Residents told the local privately owned weekly City Press that police shot Tshele "in cold blood" while he had a camera in his hands. Tshele, who was popularly known as "Bra Mike," was a community activist and photojournalist who had contributed to the local online daily Kormorant newspaper and the local community newspaper Leseding News, according to the 2014 "State of the Newsroom report," an annual report published by Wits University in Johannesburg.

The Wits University report cited two versions of Tshele's death. It said that community members had said Tshele was shot by police because "he had a camera and was taking photographs of broken water pipes." The second version cited official sources as saying the journalist was a victim of crossfire between protesters and police officers.

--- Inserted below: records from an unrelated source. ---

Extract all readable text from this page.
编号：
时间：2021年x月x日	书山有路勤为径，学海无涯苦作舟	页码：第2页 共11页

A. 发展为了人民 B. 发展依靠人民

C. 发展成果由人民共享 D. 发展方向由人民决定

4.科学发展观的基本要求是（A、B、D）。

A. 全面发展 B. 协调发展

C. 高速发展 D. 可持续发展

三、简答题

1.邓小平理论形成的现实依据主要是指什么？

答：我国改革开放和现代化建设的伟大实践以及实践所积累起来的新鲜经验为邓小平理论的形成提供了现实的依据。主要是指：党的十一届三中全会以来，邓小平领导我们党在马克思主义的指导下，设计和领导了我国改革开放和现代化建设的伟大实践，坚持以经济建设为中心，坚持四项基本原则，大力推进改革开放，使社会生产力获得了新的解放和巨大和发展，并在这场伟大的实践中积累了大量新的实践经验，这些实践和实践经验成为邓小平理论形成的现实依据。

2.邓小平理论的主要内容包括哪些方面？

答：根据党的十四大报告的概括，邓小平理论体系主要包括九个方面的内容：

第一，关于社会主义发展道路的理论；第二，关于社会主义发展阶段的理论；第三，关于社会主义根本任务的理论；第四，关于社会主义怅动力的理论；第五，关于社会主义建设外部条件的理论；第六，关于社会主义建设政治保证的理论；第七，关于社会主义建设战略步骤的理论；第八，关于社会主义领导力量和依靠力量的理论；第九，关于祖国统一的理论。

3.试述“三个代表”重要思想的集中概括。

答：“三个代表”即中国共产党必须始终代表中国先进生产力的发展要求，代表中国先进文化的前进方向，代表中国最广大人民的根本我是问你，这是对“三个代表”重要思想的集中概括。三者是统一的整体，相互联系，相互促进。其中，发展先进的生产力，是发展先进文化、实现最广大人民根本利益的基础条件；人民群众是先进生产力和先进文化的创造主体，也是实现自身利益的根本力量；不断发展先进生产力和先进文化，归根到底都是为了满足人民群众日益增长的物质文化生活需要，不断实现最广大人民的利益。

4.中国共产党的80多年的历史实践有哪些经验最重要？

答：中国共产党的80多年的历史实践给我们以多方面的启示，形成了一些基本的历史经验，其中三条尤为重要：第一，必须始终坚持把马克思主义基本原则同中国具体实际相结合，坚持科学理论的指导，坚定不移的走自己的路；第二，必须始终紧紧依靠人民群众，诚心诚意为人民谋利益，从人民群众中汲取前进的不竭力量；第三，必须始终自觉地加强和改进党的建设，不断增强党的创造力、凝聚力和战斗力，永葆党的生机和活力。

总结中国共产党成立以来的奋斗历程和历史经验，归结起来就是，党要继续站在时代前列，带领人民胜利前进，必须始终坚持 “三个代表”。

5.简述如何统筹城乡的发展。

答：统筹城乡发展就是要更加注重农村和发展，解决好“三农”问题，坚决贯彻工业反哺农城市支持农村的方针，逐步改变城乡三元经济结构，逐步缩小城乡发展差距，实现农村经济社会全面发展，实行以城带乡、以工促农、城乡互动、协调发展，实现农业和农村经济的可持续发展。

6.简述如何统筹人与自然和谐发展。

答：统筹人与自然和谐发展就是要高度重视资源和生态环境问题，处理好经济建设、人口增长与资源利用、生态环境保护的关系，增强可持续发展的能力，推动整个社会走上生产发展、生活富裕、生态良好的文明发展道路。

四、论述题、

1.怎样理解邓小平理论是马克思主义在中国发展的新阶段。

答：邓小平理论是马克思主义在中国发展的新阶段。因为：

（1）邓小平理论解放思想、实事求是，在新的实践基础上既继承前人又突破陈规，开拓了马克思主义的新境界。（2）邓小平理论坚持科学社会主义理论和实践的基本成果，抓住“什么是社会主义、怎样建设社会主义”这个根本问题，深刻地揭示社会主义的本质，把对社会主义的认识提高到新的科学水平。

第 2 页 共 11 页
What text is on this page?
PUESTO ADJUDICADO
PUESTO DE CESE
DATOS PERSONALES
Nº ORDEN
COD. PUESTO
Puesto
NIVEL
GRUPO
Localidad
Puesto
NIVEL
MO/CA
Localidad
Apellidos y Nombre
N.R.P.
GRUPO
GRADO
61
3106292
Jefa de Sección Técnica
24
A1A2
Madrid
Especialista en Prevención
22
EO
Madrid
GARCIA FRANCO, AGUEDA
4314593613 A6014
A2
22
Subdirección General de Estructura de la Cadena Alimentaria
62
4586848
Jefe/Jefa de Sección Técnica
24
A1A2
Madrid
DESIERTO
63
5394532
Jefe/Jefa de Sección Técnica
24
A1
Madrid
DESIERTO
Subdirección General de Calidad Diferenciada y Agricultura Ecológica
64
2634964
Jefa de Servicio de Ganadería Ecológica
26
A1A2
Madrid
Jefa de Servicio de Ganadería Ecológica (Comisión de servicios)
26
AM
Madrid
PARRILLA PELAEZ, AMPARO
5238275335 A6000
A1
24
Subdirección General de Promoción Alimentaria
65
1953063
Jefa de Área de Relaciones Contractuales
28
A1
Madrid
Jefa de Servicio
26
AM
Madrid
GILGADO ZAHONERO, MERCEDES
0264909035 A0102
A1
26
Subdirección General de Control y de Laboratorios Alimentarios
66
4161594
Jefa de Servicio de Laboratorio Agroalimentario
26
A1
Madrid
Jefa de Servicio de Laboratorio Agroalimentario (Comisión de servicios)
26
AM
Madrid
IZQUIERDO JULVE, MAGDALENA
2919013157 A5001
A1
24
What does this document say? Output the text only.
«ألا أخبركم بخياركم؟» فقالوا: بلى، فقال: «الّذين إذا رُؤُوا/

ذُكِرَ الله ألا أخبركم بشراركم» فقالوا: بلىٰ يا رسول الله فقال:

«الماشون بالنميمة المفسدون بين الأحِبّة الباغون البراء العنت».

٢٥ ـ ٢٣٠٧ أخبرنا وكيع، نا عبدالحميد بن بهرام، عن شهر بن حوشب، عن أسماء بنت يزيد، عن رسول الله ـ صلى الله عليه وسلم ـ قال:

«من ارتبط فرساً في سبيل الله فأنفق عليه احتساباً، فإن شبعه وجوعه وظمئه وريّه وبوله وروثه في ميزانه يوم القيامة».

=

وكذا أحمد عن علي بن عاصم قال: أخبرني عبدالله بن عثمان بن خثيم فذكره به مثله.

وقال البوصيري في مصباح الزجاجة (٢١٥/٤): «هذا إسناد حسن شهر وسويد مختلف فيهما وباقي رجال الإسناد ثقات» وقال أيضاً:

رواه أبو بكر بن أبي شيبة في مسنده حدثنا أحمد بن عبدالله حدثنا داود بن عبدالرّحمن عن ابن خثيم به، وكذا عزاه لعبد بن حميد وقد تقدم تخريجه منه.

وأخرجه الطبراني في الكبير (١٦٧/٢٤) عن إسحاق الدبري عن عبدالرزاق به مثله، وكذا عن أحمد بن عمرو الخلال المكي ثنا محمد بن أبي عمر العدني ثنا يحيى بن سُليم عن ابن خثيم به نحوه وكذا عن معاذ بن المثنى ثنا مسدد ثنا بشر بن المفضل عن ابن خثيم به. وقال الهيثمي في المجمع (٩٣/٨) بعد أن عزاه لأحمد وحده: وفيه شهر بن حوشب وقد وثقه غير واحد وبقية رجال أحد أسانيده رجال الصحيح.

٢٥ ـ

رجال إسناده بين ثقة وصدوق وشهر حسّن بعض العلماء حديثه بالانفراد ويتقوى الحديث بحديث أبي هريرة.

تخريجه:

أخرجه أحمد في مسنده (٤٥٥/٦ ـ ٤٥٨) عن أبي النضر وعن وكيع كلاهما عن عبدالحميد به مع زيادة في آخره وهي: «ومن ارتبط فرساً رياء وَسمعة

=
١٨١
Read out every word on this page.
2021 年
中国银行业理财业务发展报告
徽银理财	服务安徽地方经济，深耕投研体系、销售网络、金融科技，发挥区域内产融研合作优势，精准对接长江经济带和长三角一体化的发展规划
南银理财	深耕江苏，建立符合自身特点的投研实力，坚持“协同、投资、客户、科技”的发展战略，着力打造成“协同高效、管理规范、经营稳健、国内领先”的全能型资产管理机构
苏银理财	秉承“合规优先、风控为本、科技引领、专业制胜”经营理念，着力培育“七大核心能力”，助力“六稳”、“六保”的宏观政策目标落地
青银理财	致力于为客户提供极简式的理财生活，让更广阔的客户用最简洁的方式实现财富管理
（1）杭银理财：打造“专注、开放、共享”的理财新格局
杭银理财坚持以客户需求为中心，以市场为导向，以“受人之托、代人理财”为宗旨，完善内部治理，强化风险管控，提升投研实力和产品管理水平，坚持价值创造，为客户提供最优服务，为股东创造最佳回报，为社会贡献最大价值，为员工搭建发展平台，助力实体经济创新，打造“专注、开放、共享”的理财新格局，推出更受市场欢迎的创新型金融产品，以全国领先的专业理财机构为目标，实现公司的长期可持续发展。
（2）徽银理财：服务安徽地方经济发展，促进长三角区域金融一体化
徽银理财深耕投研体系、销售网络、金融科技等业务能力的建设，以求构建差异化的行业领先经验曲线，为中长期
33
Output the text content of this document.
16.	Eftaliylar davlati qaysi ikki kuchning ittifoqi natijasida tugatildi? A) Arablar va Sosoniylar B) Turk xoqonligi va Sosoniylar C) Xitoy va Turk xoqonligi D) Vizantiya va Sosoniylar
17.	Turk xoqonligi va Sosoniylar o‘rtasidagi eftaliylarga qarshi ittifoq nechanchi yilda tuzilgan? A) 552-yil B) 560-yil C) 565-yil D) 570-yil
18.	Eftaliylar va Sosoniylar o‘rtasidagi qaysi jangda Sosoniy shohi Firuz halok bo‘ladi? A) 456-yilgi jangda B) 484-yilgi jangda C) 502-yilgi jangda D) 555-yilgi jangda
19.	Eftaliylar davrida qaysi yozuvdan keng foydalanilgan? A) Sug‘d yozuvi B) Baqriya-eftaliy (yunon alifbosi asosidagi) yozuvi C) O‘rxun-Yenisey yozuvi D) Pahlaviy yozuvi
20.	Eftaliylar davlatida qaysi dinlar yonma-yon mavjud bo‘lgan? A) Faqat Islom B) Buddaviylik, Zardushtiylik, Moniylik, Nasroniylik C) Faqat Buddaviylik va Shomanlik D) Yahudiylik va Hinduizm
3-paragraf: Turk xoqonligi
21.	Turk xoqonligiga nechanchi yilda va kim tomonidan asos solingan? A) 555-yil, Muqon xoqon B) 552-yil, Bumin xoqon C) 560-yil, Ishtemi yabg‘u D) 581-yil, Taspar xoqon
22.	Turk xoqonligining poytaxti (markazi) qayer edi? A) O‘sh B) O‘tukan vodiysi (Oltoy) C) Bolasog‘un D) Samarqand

The Independent Police Investigative Directorate (IPID), which is responsible for investigating alleged police misconduct, opened an inquiry into Tshele's death, news reports said. In October, IPID recommended to the Director of Public Prosecutions that two police officers should be prosecuted for shooting dead Tshele and two protesters that day. The Director of Public Prosecutions charged both officers with murder, attempted murder, one count of illegal possession of unlicensed ammunition and one count of pointing of a firearm. The officers appeared in court in October 2014, according to news reports. The outcome of the hearing was not immediately clear.

A few months after Tshele's death, the South African National Editors' Forum (SANEF) met with Riah Phiyega, the general police commissioner, and agreed to establish a committee of senior South African police officials and SANEF members who would "improve police-media relations," according to a SANEF statement. Former editor Raymond Louw, who was a member of the delegation, told CPJ in late 2014 that nothing had happened since the meeting.